Controlling changes to attention logits
Ben Anson, Laurence Aitchison
TL;DR
This work targets stability during transformer pretraining by constraining changes in attention logits rather than their magnitudes. It introduces QuacK, a method that assigns parameter-dependent learning rates $\\eta_Q \\propto \\|\\mathbf{W}_K\\|^{-1}$ and $\\eta_K \\propto \\|\\mathbf{W}_Q\\|^{-1}$ to bound logit updates, supported by a lemma showing the worst-case logit change is bounded independently of weight size. Empirically, QuacK enables higher base learning rates, matches QK norm stability in standard MHA, and outperforms alternatives like QK clip in the MLA setting, while being cheaper and more widely applicable. This offers a practical, normalization-free path to stable, scalable transformer pretraining, especially for architectures that use MLA.
Abstract
Stability of neural network weights is critical when training transformer models. The query and key weights are particularly problematic, as they tend to grow large without any intervention.

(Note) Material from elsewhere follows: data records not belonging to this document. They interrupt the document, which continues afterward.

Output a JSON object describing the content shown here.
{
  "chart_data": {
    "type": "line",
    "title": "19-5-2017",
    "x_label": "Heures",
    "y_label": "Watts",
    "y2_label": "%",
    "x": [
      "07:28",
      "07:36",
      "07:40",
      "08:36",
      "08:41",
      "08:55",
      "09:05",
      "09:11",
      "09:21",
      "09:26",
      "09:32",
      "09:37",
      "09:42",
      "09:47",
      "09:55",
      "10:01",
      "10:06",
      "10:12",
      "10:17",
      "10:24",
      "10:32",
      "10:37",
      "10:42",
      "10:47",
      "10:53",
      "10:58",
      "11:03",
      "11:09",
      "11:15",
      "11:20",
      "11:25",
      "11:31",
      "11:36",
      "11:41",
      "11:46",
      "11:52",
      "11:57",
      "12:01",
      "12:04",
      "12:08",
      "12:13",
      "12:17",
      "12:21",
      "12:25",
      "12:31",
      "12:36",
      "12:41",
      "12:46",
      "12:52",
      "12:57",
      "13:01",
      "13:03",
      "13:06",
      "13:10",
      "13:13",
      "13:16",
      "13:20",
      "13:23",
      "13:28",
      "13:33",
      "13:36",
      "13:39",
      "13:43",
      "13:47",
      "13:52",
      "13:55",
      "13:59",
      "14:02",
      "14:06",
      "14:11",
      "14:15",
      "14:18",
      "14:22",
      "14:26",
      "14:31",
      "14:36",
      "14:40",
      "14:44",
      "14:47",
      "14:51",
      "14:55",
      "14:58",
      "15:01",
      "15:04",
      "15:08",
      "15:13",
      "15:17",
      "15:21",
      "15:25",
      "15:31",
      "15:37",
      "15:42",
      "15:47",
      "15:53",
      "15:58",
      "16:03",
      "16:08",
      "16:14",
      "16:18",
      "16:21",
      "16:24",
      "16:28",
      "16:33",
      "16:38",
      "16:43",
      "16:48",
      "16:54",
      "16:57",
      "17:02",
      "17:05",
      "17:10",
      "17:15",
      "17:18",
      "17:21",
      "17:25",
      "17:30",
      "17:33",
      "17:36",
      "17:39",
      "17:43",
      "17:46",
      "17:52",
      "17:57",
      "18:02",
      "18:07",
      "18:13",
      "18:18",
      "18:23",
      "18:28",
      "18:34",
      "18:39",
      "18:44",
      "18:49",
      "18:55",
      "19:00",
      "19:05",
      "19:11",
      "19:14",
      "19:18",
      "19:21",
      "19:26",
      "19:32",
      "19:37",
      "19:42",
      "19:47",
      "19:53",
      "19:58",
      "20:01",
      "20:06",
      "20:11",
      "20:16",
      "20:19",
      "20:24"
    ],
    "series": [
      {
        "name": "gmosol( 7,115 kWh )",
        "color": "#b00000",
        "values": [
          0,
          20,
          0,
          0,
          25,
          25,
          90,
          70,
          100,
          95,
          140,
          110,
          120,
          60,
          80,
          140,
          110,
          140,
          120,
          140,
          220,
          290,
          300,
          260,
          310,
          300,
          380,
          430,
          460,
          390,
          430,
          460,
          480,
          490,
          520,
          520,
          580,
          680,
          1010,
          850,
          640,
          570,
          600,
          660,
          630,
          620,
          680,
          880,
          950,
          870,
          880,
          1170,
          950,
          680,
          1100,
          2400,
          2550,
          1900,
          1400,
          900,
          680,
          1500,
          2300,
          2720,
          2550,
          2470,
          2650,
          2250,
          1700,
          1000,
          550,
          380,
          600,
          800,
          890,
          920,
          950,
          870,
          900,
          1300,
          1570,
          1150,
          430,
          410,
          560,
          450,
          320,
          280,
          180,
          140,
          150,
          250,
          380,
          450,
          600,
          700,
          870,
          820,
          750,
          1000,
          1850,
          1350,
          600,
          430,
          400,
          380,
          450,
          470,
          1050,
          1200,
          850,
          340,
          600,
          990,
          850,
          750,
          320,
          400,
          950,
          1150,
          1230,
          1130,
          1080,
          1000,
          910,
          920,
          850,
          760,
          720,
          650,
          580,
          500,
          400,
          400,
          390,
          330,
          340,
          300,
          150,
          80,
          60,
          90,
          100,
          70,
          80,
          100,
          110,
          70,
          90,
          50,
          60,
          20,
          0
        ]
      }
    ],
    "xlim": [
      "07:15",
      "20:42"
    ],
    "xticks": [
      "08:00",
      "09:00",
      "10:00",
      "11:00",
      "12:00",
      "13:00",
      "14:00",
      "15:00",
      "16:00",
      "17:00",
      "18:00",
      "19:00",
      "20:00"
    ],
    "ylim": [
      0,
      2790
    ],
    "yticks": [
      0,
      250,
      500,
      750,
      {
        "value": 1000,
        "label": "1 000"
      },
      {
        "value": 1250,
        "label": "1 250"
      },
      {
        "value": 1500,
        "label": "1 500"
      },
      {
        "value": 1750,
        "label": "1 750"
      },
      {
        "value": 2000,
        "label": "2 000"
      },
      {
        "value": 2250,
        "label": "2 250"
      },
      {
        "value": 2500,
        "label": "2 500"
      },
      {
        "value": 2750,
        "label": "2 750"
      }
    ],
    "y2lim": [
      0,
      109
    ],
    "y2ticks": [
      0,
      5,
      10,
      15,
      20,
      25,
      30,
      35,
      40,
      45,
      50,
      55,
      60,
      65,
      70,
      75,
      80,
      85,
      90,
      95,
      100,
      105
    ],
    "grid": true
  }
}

Applying normalization to queries and keys, known as `QK norm', fixes stability issues in practice, but is not always applicable. For example, QK norm is not compatible with Multi Latent Attention (MLA) because QK norm requires full materialization of queries and keys during inference, which is not done in MLA. In this paper we suggest that controlling the changes to logits is important for stability. We show that these changes are controllable by assigning parameter-dependent learning rates to the query and key weights. We find that our cheap intervention allows us to increase the base learning rate of the network, outperform other methods in the MLA setting, and achieve performance competitive with QK norm when using Multi-head Attention.